PubMed 23978788

Referenced in Channelpedia wiki pages of: none

Automatically associated channels: KCNQ1 , Kv7.1

Title: New satiety hormone nesfatin-1 protects gastric mucosa against stress-induced injury: mechanistic roles of prostaglandins, nitric oxide, sensory nerves and vanilloid receptors.

Authors: Alexandra Szlachcic, Zbigniew Sliwowski, Gracjana Krzysiek-Maczka, Jolanta Majka, Marcin Surmiak, Robert Pajdo, Danuta Drozdowicz, Stanislaw J Konturek, Tomasz Brzozowski

Journal, date & volume: Peptides, 2013 Nov , 49, 9-20

PubMed link:

Nesfatin-1 belongs to a family of anorexigenic peptides, which are responsible for satiety and are identified in the neurons and endocrine cells within the gut. These peptides have been implicated in the control of food intake; however, very little is known concerning its contribution to gastric secretion and gastric mucosal integrity. In this study the effects of nesfatin-1 on gastric secretion and gastric lesions induced in rats by 3.5h of water immersion and restraint stress (WRS) were determined. Exogenous nesfatin-1 (5-40μg/kg i.p.) significantly decreased gastric acid secretion and attenuated gastric lesions induced by WRS, and this was accompanied by a significant rise in plasma NUCB2/nefatin-1 levels, the gastric mucosal blood flow (GBF), luminal NO concentration, generation of PGE2 in the gastric mucosa, an overexpression of mRNA for NUBC2 and cNOS, as well as a suppression of iNOS and proinflammatory cytokine IL-1β and TNF-α mRNAs.
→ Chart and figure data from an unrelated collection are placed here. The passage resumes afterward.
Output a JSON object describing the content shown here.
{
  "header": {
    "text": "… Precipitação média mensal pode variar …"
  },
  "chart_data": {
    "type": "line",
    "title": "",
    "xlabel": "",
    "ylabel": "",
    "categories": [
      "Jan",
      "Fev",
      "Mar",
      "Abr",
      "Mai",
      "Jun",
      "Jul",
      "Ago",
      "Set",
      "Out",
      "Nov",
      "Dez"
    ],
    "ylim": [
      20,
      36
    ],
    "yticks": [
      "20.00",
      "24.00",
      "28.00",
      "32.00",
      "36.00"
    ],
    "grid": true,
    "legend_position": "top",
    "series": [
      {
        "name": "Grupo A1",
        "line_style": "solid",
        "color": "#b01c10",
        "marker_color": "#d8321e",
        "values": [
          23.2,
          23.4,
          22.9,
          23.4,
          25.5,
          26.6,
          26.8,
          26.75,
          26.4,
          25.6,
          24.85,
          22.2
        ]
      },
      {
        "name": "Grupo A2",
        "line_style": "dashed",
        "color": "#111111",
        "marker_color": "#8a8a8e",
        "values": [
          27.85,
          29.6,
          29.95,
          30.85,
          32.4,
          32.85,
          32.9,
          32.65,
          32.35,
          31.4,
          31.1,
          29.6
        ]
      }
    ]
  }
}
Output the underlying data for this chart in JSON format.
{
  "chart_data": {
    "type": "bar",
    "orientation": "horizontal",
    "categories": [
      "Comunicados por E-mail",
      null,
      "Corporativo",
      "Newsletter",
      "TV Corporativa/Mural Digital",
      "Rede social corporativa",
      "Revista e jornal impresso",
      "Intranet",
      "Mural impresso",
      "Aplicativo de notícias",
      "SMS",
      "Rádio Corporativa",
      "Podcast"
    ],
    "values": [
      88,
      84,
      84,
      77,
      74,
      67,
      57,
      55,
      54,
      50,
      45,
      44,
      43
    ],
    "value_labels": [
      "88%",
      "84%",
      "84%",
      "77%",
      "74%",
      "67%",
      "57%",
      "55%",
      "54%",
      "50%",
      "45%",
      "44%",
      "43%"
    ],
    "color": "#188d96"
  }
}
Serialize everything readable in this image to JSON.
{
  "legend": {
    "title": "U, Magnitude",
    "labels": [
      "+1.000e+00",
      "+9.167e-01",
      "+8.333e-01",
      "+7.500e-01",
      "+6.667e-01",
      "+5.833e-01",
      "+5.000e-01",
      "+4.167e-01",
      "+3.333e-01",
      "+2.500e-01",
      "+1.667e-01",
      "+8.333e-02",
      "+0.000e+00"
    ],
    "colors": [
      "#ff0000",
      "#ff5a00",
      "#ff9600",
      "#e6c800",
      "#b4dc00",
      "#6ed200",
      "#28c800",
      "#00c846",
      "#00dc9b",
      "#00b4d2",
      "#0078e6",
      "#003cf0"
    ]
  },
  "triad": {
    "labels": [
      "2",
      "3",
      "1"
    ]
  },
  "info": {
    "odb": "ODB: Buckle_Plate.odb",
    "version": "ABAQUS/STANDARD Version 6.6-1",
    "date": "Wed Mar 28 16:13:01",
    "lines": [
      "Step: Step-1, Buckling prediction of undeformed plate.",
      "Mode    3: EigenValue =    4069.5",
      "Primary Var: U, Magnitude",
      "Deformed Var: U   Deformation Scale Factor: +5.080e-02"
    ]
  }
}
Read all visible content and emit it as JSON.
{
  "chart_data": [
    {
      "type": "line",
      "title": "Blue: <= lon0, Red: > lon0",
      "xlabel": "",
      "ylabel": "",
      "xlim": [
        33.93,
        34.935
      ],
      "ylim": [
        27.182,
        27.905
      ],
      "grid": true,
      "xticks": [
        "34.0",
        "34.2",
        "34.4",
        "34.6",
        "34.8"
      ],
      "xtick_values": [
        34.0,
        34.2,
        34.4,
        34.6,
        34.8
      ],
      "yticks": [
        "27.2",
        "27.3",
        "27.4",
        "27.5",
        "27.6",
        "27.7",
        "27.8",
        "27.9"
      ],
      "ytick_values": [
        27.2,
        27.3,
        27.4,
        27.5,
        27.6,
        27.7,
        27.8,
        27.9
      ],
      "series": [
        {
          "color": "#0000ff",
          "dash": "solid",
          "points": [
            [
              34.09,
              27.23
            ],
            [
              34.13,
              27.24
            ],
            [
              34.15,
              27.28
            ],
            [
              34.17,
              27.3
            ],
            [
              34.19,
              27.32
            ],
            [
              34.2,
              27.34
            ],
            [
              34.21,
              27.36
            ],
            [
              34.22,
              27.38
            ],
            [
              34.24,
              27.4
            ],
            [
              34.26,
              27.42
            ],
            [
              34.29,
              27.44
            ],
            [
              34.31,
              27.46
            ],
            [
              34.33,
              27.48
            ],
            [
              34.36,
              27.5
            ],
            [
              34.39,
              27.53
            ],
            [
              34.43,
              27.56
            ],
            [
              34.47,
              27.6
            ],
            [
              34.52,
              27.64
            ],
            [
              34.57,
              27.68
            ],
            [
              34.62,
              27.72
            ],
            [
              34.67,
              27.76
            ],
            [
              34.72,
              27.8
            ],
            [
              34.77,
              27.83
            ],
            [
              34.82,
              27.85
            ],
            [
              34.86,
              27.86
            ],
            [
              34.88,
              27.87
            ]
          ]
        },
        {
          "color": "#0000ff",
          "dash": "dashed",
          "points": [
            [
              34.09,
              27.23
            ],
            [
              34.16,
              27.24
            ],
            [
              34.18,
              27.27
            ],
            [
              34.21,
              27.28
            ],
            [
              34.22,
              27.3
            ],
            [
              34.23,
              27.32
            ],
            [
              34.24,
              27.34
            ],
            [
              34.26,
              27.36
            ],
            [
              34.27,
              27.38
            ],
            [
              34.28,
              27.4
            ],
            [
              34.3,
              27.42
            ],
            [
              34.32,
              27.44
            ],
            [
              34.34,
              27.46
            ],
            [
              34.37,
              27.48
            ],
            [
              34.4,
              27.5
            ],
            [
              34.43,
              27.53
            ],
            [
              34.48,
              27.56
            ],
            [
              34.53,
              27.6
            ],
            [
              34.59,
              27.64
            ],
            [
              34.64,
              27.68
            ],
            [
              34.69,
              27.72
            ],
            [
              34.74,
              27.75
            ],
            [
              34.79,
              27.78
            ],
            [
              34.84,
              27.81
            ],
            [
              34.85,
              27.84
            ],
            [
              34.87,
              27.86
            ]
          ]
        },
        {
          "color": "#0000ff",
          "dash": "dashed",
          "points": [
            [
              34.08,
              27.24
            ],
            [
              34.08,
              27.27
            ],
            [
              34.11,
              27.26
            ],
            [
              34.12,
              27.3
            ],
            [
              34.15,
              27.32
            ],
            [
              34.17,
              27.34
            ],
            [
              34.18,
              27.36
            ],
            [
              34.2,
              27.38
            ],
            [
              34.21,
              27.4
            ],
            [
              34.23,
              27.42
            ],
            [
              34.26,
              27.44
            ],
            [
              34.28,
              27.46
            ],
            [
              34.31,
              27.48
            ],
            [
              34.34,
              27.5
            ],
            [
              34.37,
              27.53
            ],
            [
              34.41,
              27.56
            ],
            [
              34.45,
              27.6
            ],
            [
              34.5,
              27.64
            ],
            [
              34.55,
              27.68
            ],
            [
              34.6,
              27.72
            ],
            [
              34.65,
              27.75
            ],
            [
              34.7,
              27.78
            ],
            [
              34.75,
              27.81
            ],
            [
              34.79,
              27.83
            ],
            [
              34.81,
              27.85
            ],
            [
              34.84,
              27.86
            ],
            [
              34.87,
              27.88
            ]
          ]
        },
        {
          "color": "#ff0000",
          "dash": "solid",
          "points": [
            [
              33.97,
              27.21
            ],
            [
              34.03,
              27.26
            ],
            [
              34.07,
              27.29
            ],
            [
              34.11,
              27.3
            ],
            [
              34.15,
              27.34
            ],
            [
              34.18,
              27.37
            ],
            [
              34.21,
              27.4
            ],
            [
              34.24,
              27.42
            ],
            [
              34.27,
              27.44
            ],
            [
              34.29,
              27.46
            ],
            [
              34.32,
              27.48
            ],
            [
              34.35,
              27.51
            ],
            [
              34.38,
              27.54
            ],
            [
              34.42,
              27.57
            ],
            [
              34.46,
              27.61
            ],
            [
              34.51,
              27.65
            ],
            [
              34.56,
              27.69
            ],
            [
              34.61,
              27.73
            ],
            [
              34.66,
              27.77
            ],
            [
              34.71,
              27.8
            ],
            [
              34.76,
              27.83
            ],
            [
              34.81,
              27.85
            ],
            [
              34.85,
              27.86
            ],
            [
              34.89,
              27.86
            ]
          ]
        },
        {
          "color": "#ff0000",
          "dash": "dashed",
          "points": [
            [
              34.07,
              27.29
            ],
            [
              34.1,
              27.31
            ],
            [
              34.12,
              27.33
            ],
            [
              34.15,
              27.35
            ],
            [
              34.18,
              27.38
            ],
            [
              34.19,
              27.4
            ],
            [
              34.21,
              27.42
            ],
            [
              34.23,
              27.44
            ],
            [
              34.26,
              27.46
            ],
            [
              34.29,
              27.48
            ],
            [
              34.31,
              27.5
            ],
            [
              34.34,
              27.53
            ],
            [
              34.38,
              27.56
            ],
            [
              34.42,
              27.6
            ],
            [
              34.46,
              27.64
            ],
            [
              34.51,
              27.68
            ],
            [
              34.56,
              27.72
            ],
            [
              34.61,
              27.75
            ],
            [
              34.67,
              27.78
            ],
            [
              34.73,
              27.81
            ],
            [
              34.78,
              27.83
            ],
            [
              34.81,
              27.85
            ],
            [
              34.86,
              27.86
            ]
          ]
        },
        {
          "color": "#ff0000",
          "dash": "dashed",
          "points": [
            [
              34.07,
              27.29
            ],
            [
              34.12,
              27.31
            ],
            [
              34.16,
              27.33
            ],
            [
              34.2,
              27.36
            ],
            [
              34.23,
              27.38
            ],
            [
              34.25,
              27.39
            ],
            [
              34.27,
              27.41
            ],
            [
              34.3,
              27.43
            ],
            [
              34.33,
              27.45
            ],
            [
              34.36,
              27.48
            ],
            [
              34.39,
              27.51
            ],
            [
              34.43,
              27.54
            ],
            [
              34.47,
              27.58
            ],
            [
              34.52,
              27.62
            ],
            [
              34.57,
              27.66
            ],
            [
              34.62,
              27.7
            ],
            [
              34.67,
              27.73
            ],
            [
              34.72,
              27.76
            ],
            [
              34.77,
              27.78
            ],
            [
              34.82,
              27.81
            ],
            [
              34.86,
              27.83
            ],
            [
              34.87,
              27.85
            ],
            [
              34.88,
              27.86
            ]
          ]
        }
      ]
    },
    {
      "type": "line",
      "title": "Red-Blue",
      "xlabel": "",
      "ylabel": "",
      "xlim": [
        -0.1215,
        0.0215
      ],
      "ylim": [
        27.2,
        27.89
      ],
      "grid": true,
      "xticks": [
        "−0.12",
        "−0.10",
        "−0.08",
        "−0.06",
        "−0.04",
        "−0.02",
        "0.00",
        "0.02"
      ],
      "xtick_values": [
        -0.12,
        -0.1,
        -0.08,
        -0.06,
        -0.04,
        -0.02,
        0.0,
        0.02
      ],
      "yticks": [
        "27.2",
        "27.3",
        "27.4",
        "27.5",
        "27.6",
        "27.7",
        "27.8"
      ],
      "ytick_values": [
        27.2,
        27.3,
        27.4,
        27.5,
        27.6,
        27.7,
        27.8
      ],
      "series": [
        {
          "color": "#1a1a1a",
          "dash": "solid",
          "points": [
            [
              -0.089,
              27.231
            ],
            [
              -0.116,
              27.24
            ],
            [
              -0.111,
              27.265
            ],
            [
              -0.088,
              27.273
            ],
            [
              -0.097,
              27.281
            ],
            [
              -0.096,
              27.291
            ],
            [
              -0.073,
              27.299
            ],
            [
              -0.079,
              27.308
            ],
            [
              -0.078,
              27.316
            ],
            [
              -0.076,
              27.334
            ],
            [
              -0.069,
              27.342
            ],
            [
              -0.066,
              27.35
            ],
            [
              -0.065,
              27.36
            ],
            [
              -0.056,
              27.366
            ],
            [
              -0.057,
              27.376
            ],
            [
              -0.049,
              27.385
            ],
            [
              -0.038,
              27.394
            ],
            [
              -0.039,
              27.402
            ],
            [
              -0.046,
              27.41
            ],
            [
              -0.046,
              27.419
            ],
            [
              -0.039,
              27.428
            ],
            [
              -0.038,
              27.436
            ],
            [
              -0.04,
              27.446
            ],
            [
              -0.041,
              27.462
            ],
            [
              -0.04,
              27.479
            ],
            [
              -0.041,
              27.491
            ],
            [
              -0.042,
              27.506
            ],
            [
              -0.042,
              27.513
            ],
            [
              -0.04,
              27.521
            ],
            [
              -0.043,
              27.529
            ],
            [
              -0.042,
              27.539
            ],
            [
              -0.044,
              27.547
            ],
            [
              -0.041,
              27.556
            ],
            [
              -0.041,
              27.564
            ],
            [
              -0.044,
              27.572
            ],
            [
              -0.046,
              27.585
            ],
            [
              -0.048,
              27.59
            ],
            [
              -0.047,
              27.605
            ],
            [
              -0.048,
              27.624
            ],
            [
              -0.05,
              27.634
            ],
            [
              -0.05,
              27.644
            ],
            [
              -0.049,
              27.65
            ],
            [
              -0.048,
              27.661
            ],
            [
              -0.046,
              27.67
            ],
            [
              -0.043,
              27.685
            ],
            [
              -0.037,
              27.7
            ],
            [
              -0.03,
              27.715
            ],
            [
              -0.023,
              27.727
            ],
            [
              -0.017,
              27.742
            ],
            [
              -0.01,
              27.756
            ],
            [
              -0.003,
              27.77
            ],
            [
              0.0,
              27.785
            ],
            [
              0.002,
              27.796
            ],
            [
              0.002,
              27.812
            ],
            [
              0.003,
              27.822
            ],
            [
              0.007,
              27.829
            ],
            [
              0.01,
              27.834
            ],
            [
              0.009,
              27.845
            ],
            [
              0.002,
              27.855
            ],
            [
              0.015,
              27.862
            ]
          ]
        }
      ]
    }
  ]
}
Nesfatin-1-induced protection was attenuated by suppression of COX-1 and COX-2 activity, the inhibition of NOS with L-NNA, the deactivation of afferent nerves with neurotoxic doses of capsaicin, and the pretreatment with capsazepine to inhibit vanilloid VR1 receptors. This study shows for the first time that nesfatin-1 exerts a potent protective action in the stomach of rats exposed to WRS and these effects depend upon decrease in gastric secretion, hyperemia mediated by COX-PG and NOS-NO systems, the activation of vagal and sensory nerves and vanilloid receptors.